Contrary to what his critics maintain, the Indian prime minister emphasized the nondenominational aspect of the practice, which traces its origin back to the immersive spiritual experiences of Hinduism. The event, set for a multinational crowd, celebrated inclusivity, in line with the Indian leader’s bid to use yoga to pander to the international community and woo voters back home. Modi himself performed a plethora of poses from the cobra to the downward dog to the warrior to the corpse.

Modi made yoga cool

Any Western fitness enthusiast will likely recognize all those poses. Through the years, yoga has become a happy blend of the Orient and the Occident, even though the West regards it largely as a physical exercise, not much different from other ways of breaking a sweat to keep oneself fit. Indians have a more granular feel of yoga because they feel its postures and Sanskrit chants are inextricably linked to Hindu connotations.

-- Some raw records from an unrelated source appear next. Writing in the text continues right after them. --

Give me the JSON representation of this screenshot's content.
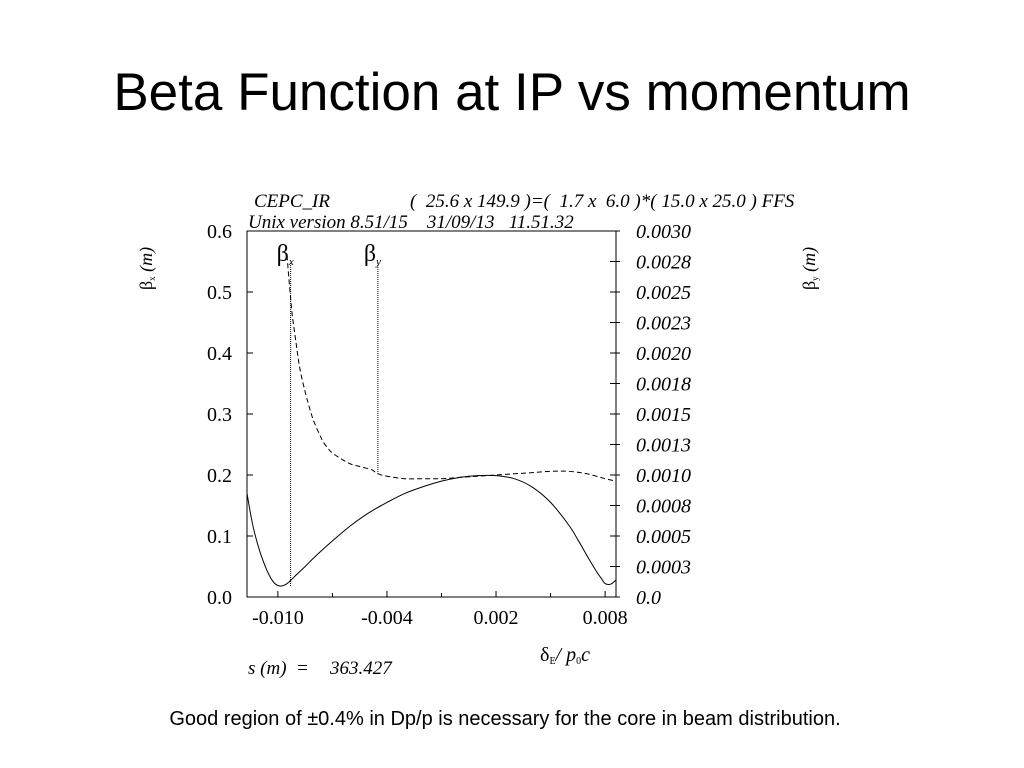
{
  "slide": {
    "title": "Beta Function at IP vs momentum",
    "caption": "Good region of ±0.4% in Dp/p is necessary for the core in beam distribution."
  },
  "plot_header": {
    "line1_left": "CEPC_IR",
    "line1_right": "(  25.6 x 149.9 )=(  1.7 x  6.0 )*( 15.0 x 25.0 ) FFS",
    "line2": "Unix version 8.51/15    31/09/13   11.51.32"
  },
  "footer": {
    "s_label": "s (m)  =",
    "s_value": "363.427"
  },
  "axis_labels": {
    "left": "βx (m)",
    "right": "βy (m)",
    "x": "δE/ p0c"
  },
  "chart_data": {
    "type": "line",
    "x_ticks": [
      "-0.010",
      "-0.004",
      "0.002",
      "0.008"
    ],
    "x_tick_values": [
      -0.01,
      -0.004,
      0.002,
      0.008
    ],
    "xlim": [
      -0.0117,
      0.0086
    ],
    "y_left_ticks": [
      "0.0",
      "0.1",
      "0.2",
      "0.3",
      "0.4",
      "0.5",
      "0.6"
    ],
    "y_left_values": [
      0,
      0.1,
      0.2,
      0.3,
      0.4,
      0.5,
      0.6
    ],
    "ylim_left": [
      0,
      0.6
    ],
    "y_right_ticks": [
      "0.0",
      "0.0003",
      "0.0005",
      "0.0008",
      "0.0010",
      "0.0013",
      "0.0015",
      "0.0018",
      "0.0020",
      "0.0023",
      "0.0025",
      "0.0028",
      "0.0030"
    ],
    "ylim_right": [
      0,
      0.003
    ],
    "grid": false,
    "series": [
      {
        "name": "βx",
        "axis": "left",
        "style": "solid",
        "x": [
          -0.0117,
          -0.0114,
          -0.0111,
          -0.0108,
          -0.0105,
          -0.0102,
          -0.0099,
          -0.0096,
          -0.0093,
          -0.009,
          -0.0085,
          -0.008,
          -0.007,
          -0.006,
          -0.005,
          -0.004,
          -0.003,
          -0.002,
          -0.001,
          0.0,
          0.001,
          0.002,
          0.003,
          0.004,
          0.005,
          0.006,
          0.0065,
          0.007,
          0.0075,
          0.0078,
          0.008,
          0.0083,
          0.0086
        ],
        "y": [
          0.17,
          0.12,
          0.085,
          0.058,
          0.037,
          0.023,
          0.018,
          0.02,
          0.027,
          0.036,
          0.05,
          0.065,
          0.092,
          0.117,
          0.138,
          0.155,
          0.17,
          0.181,
          0.19,
          0.196,
          0.199,
          0.199,
          0.194,
          0.18,
          0.155,
          0.118,
          0.094,
          0.068,
          0.043,
          0.03,
          0.022,
          0.021,
          0.028
        ]
      },
      {
        "name": "βy",
        "axis": "right",
        "style": "dashed",
        "x": [
          -0.0095,
          -0.0094,
          -0.0093,
          -0.0092,
          -0.009,
          -0.0088,
          -0.0085,
          -0.0082,
          -0.008,
          -0.0077,
          -0.0075,
          -0.0072,
          -0.007,
          -0.0065,
          -0.006,
          -0.0055,
          -0.005,
          -0.0048,
          -0.0045,
          -0.004,
          -0.003,
          -0.002,
          -0.001,
          0.0,
          0.001,
          0.002,
          0.003,
          0.004,
          0.005,
          0.006,
          0.007,
          0.008,
          0.0086
        ],
        "y": [
          0.0028,
          0.00262,
          0.00245,
          0.0023,
          0.00208,
          0.00188,
          0.00168,
          0.00152,
          0.00143,
          0.00133,
          0.00127,
          0.00121,
          0.00118,
          0.00113,
          0.00109,
          0.00107,
          0.00105,
          0.00104,
          0.00101,
          0.00099,
          0.00097,
          0.00097,
          0.00097,
          0.00098,
          0.00099,
          0.001,
          0.00101,
          0.00102,
          0.00103,
          0.00103,
          0.00101,
          0.00097,
          0.00095
        ]
      }
    ],
    "annotations": [
      {
        "label": "βx",
        "x": -0.0093
      },
      {
        "label": "βy",
        "x": -0.0045
      }
    ]
  }
}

Contrary to popular perception, Modi is not the first Indian leader to promote yoga. His connection to yoga, however, is much less controversial than Indira Gandhi’s, whose yoga instructor, Dhirendra Brahmachari, claimed quite a lot of influence, both advising her on policy decisions and carrying out some of her orders. Known as the ‘flying swami’, he was implicated in a few corruption scandals, including smuggling an airplane from the US without paying customs duties. Perhaps ironically, he died in a plane crash.

Modi’s guru is Bengaluru-based HR Nagendra. He is also known to draw his inspirations from other popular yoga exponents and gurus such as Baba Ramdev, Sri Sri Ravi Shankar, Jaggi Vasudev, and Mata Amritanandamayi Devi.

“Yoga comes from India and it is a very old tradition. Yoga is free from copyrights, free from patents, and free from royalty payment. Yoga is unifying; it is for everyone, for all ethnicities, for all faiths, for all cultures. Yoga is truly universal,” Modi told the New York gathering on this year’s International Day of Yoga. It’s an ennobling thought that has come in handy for the Indian leader, whose prospects at the polls look invincible ahead of a key election next year, thanks in part to his use of yoga both as a personal daily practice and a publicity tool.

The New York yoga session set a Guinness World Record for the most nationalities – 135 – taking part in a single event of this kind. It drew actor Richard Gere, singer-actor Mary Millben, UNGA President Csaba Kőrösi, and UN Deputy Secretary-General Amina Mohammed, among other dignitaries. UN Secretary-General António Guterres, who was at a conference in Paris, sent in a video greeting for the occasion.

It was India’s day under the sun, and the credit goes to the prime minister for channeling an ancient pursuit of inner tranquility in a world torn asunder by violence, poverty, and hunger – for his own electoral prospects, his country’s diplomatic outreach, and the greater good.

The statements, views and opinions expressed in this column are solely those of the author and do not necessarily represent those of RT.